- Born: Thomas Mervyn Smith-Dorrien-Smith 12 May 1913
- Died: 5 December 1973 (aged 60) Tresco, Isles of Scilly
- Education: Royal Naval College, Dartmouth
- Occupation: Politician
- Spouses: Tamara Imeretinsky (married 1945, divorced 1967); Peggy Worthington (married 1967);
- Children: 5 (including Robert Dorrien-Smith)
- Parents: Arthur Dorrien-Smith (father); Eleanor Bowlby (mother);
- Relatives: Thomas Smith-Dorrien (grandfather); Augustus Smith (great-granduncle);

= Tom Dorrien-Smith =

British politician and leaseholder of Tresco (1913–1973)

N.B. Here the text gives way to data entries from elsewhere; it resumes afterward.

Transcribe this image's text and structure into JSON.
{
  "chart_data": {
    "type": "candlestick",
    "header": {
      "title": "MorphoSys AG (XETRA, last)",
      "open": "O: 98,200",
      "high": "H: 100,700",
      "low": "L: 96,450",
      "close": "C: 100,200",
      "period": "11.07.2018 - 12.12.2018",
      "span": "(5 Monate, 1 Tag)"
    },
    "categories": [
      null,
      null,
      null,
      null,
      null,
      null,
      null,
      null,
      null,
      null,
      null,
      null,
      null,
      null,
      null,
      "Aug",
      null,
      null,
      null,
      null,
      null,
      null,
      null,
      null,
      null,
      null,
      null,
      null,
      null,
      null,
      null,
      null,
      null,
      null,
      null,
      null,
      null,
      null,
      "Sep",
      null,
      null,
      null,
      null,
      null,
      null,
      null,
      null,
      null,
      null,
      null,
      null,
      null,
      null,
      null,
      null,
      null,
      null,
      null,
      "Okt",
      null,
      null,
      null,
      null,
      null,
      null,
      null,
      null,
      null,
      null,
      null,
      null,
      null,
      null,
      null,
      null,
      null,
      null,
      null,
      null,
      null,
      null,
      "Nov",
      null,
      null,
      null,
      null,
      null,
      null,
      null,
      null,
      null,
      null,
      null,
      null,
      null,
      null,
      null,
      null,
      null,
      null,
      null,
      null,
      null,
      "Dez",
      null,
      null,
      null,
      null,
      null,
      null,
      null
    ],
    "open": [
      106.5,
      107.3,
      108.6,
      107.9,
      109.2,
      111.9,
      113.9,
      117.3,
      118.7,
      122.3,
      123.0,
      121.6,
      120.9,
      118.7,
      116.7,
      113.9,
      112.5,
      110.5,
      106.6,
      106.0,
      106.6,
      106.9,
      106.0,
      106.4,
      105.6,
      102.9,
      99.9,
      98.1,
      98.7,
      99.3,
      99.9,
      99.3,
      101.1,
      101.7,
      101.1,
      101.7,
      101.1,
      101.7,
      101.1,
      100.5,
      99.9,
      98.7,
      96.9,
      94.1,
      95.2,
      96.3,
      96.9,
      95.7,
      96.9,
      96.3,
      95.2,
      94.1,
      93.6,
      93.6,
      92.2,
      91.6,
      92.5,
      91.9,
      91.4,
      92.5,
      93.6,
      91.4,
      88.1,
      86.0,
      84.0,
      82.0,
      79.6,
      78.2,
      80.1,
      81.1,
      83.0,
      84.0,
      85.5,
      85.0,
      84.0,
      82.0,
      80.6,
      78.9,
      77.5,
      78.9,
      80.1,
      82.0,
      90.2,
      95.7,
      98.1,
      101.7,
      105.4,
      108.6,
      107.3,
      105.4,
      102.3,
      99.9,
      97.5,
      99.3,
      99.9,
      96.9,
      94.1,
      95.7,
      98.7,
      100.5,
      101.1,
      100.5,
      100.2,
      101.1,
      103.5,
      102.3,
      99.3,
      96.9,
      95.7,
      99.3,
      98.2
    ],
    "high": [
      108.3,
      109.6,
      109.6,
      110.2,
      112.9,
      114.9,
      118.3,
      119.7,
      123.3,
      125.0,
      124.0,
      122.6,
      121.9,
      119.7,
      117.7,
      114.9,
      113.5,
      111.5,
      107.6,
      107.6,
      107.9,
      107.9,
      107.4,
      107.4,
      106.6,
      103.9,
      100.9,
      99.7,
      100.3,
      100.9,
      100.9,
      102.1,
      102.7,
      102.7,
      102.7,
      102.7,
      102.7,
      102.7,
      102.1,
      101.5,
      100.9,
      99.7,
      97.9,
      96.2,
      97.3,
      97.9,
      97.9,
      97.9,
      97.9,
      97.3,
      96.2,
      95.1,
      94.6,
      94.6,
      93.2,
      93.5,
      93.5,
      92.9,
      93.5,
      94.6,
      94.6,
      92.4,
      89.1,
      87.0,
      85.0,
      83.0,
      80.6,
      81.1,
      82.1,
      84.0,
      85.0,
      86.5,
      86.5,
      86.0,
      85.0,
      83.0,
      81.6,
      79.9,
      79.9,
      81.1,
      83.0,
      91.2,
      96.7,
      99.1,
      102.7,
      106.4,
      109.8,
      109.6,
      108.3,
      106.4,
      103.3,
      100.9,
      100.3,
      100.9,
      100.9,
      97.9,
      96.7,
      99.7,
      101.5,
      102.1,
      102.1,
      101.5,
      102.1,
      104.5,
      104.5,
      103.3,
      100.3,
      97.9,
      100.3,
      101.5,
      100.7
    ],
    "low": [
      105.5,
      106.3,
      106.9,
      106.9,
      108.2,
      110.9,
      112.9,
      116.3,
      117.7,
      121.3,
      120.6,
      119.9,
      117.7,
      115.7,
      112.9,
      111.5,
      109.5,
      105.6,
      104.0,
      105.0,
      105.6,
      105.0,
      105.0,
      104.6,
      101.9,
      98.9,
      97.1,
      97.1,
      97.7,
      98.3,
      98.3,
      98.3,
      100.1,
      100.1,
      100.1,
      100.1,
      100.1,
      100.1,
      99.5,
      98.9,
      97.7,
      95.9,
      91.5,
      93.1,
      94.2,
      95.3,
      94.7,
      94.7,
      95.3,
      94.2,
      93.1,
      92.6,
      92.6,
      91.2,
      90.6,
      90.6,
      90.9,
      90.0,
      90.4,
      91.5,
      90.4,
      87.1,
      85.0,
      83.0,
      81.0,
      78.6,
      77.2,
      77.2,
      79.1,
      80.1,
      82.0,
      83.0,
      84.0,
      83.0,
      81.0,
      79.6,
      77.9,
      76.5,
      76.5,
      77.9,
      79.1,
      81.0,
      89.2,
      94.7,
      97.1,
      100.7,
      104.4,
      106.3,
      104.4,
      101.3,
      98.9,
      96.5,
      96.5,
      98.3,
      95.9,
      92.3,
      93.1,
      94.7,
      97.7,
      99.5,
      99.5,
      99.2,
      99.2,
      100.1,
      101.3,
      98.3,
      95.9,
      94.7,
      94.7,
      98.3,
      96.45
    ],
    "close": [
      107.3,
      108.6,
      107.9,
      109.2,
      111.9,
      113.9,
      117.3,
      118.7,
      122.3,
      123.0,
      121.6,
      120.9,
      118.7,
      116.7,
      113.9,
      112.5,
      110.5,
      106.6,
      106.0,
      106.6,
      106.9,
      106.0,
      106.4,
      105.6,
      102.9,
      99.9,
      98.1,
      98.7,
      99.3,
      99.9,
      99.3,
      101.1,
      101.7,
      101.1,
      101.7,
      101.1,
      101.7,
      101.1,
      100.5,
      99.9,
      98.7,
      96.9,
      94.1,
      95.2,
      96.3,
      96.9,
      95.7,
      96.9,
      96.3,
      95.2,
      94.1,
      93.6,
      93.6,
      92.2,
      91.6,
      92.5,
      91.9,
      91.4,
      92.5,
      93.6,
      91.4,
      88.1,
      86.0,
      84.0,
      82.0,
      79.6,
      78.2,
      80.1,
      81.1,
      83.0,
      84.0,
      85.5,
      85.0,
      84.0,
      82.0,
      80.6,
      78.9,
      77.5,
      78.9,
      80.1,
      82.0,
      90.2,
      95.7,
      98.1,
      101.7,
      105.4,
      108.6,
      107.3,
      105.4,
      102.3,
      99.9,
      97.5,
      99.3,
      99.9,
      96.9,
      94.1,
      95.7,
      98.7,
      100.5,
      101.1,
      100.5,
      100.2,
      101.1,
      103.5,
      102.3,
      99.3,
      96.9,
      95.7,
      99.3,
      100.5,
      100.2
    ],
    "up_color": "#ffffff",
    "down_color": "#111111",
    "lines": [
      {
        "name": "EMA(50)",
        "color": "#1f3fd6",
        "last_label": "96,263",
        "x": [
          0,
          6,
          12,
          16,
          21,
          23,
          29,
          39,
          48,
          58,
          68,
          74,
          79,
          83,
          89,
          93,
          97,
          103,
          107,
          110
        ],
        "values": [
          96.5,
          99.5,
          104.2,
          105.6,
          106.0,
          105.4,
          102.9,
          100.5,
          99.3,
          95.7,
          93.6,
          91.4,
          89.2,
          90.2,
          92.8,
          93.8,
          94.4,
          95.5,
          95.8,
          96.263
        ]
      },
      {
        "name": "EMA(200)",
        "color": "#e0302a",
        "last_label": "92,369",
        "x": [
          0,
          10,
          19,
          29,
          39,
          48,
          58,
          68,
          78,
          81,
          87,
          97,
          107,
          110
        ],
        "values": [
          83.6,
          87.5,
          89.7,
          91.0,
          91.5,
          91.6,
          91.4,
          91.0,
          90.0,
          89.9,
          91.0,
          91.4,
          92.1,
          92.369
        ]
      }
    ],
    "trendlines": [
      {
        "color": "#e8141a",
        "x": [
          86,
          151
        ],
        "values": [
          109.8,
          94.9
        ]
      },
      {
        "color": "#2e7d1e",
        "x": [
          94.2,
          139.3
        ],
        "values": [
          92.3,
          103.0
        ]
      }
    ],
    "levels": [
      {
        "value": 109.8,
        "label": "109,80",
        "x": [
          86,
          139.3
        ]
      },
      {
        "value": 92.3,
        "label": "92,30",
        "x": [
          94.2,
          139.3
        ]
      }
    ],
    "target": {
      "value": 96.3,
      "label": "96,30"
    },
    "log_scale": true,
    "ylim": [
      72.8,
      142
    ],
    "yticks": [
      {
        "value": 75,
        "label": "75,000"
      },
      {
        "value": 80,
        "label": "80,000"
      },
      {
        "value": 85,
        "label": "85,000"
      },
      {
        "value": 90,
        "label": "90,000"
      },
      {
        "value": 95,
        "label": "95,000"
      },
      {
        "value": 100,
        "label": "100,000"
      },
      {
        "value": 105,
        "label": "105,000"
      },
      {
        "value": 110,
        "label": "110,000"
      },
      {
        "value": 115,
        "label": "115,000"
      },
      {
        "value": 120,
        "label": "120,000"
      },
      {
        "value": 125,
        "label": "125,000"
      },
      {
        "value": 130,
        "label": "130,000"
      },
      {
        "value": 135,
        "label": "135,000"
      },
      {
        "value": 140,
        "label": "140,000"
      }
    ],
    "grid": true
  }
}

Lieutenant Commander Thomas Mervyn Smith-Dorrien-Smith (12 May 1913 – 5 December 1973) was a British politician who was the leaseholder of the island of Tresco from 1955 until 1973. He served as Chairman of the Council of the Isles of Scilly from 1972 until his death in 1973.

== Biography ==
Tom Dorrien-Smith was born on 12 May 1913 to Arthur Dorrien-Smith and Eleanor Bowlby. He had three brothers and three sisters. All three of his brothers were killed while serving in World War Two. He was educated at the Royal Naval College at Dartmouth. He served in the Royal Navy from 1927 to 1946. While serving in World War Two, he was involved in the sinking of the Bismark. In 1944, he was made a Lieutenant Commander. He married Princess Tamara Imeretinsky in 1945. He had five children with her, including their eldest son Robert Dorrien-Smith.In September 1947, Tom Dorrien-Smith became a councillor, representing Tresco. In 1967 Dorrien-Smith and his wife Tamara divorced, and he married Peggy Worthington the same year. Also in that year, he was visited at the Tresco Abbey Gardens by members of the Royal Family, including the Queen, Prince Philip, Prince Charles and Princess Anne. The Queen Mother also visited him at the gardens in 1962 and 1969. In April 1970, Dorrien-Smith was made an alderman and vice-chairman of the Council of the Isles of Scilly, and was made chairman in April 1972. Unlike his father, who inherited the title of chairman, Tom Dorrien-Smith was democratically elected as chair. In 1973, he returned to the Isles of Scilly from King Edward VII Hospital in London, ill from cancer, and died shortly after on 5 December 1973. He was succeeded as leaseholder of Tresco by his eldest son Robert Dorrien-Smith.